Cadetto YSAAHI

matricola numero 17

STIC Academy New Adventures
è un gioco di ruolo dello STIC Star Trek Italian Club




NOTTI MAGICHE, INSEGUENDO UN GOAL…

Personal log, Stardate 0606.17


Varcando la soglia del grande auditorium, Ysaahi ed A.J. ebbero l'impressione di essere entrati in una dimensione parallela: l'aula magna era gremita, ma non di tranquilli e ordinati cadetti in divisa, bensì di una folla festante, colorata e rumorosa. Bandiere e striscioni sventolavano un po' ovunque, cori e slogan si alternavano a boati e applausi mentre al centro del palco un enorme schermo attendeva soltanto di essere acceso. Come era ormai tradizione, l'Accademia ospitava la visione in diretta di alcune partite del Campionato del Mondo di Calcio e, per l'occasione, aveva aperto i cancelli al pubblico.

A.J. fremeva per l'emozione. Ysaahi cercò di rendersi utile: «Laggiù, sulla destra: ci sono due posti liberi.»

«Ma sei matta? Quella è la fossa degli Ultras Italiani. Se vuoi uscire con le tue gambe sarà meglio cercare un paio di posti sulla sinistra.»

Ysaahi lo guardò, incerta. «Credevo fossimo venuti ad assistere ad un avvenimento sportivo…»

«Una partita di calcio ai campionati mondiali NON è mai un semplice evento sportivo. E quando gioca l'Italia è anche peggio.»

«Ma che importa dove ci sediamo. Io non so nemmeno come si gioca e non tifo per nessuna delle due squadre.»

«Tu no, forse, ma io sì» disse il ragazzo mettendole in mano una enorme bandiera a stelle e striscie, «e gli Stati Uniti hanno bisogno di supporter. Da questo momento sei arruolata tra i nostri tifosi.»

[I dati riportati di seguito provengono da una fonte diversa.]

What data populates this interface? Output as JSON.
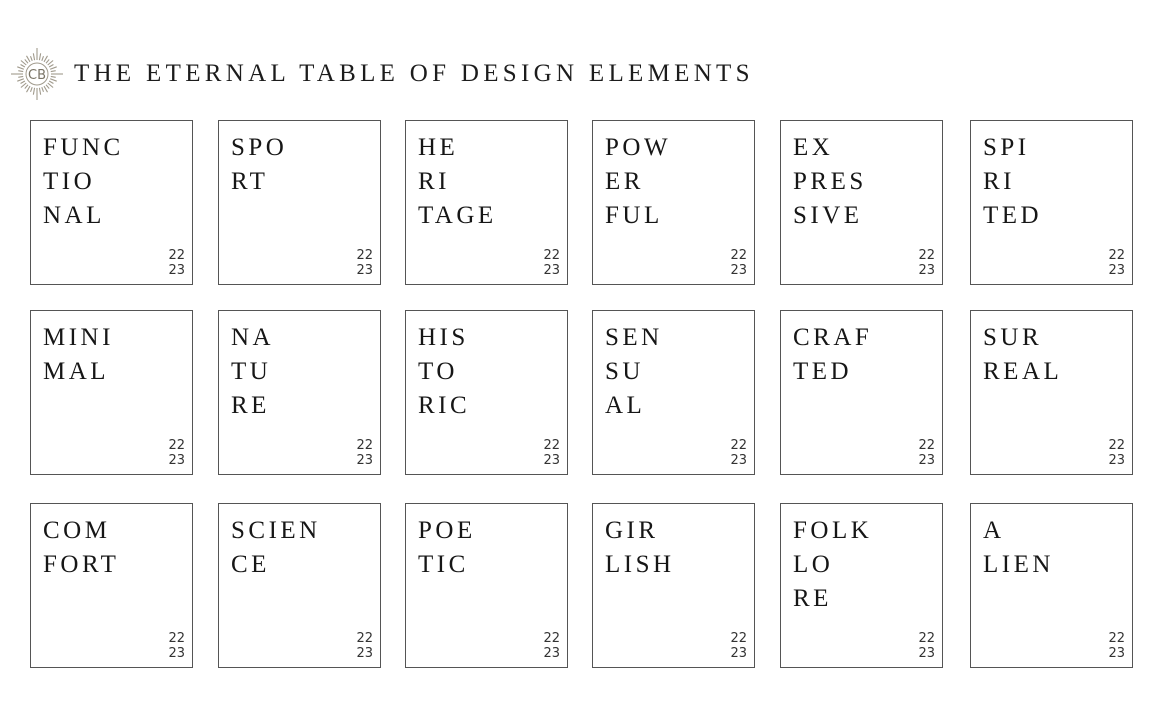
{
  "header": {
    "logo_text": "CB",
    "logo_icon": "sunburst-monogram-logo",
    "title": "THE ETERNAL TABLE OF DESIGN ELEMENTS"
  },
  "colors": {
    "logo": "#a09a8c",
    "text": "#161616",
    "border": "#555555"
  },
  "tiles": [
    {
      "lines": [
        "FUNC",
        "TIO",
        "NAL"
      ],
      "year": [
        "22",
        "23"
      ]
    },
    {
      "lines": [
        "SPO",
        "RT"
      ],
      "year": [
        "22",
        "23"
      ]
    },
    {
      "lines": [
        "HE",
        "RI",
        "TAGE"
      ],
      "year": [
        "22",
        "23"
      ]
    },
    {
      "lines": [
        "POW",
        "ER",
        "FUL"
      ],
      "year": [
        "22",
        "23"
      ]
    },
    {
      "lines": [
        "EX",
        "PRES",
        "SIVE"
      ],
      "year": [
        "22",
        "23"
      ]
    },
    {
      "lines": [
        "SPI",
        "RI",
        "TED"
      ],
      "year": [
        "22",
        "23"
      ]
    },
    {
      "lines": [
        "MINI",
        "MAL"
      ],
      "year": [
        "22",
        "23"
      ]
    },
    {
      "lines": [
        "NA",
        "TU",
        "RE"
      ],
      "year": [
        "22",
        "23"
      ]
    },
    {
      "lines": [
        "HIS",
        "TO",
        "RIC"
      ],
      "year": [
        "22",
        "23"
      ]
    },
    {
      "lines": [
        "SEN",
        "SU",
        "AL"
      ],
      "year": [
        "22",
        "23"
      ]
    },
    {
      "lines": [
        "CRAF",
        "TED"
      ],
      "year": [
        "22",
        "23"
      ]
    },
    {
      "lines": [
        "SUR",
        "REAL"
      ],
      "year": [
        "22",
        "23"
      ]
    },
    {
      "lines": [
        "COM",
        "FORT"
      ],
      "year": [
        "22",
        "23"
      ]
    },
    {
      "lines": [
        "SCIEN",
        "CE"
      ],
      "year": [
        "22",
        "23"
      ]
    },
    {
      "lines": [
        "POE",
        "TIC"
      ],
      "year": [
        "22",
        "23"
      ]
    },
    {
      "lines": [
        "GIR",
        "LISH"
      ],
      "year": [
        "22",
        "23"
      ]
    },
    {
      "lines": [
        "FOLK",
        "LO",
        "RE"
      ],
      "year": [
        "22",
        "23"
      ]
    },
    {
      "lines": [
        "A",
        "LIEN"
      ],
      "year": [
        "22",
        "23"
      ]
    }
  ]
}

«Italia? Stati Uniti? Credevo che il concetto di nazione fosse stato superato da secoli sulla Terra.»

«Politicamente sì, ma permane come tradizione nelle competizioni sportive. Quella dei mondiali di calcio dura dal ventesimo secolo e la popolazione terrestre vi è molto legata. E così, ogni quattro anni, si rinnova la tradizione e le rappresentative delle vecchie nazioni che si sono qualificate si affrontano nella fase finale.»

«Ed io cosa c'entro?»

«Tu hai la fortuna di conoscere uno dei più sfegatati supporter della nazionale degli Stati Uniti,» disse indicando la sua persona, «e di poter dare il tuo contributo alla nostra tifoseria. Hai studiato gli slogan che ti ho spedito?»

«Yankee go home?»

«Ma no, non quello, quell'altro!»

«Forza USA, forza Duri, sono finiti i tempi cupi?»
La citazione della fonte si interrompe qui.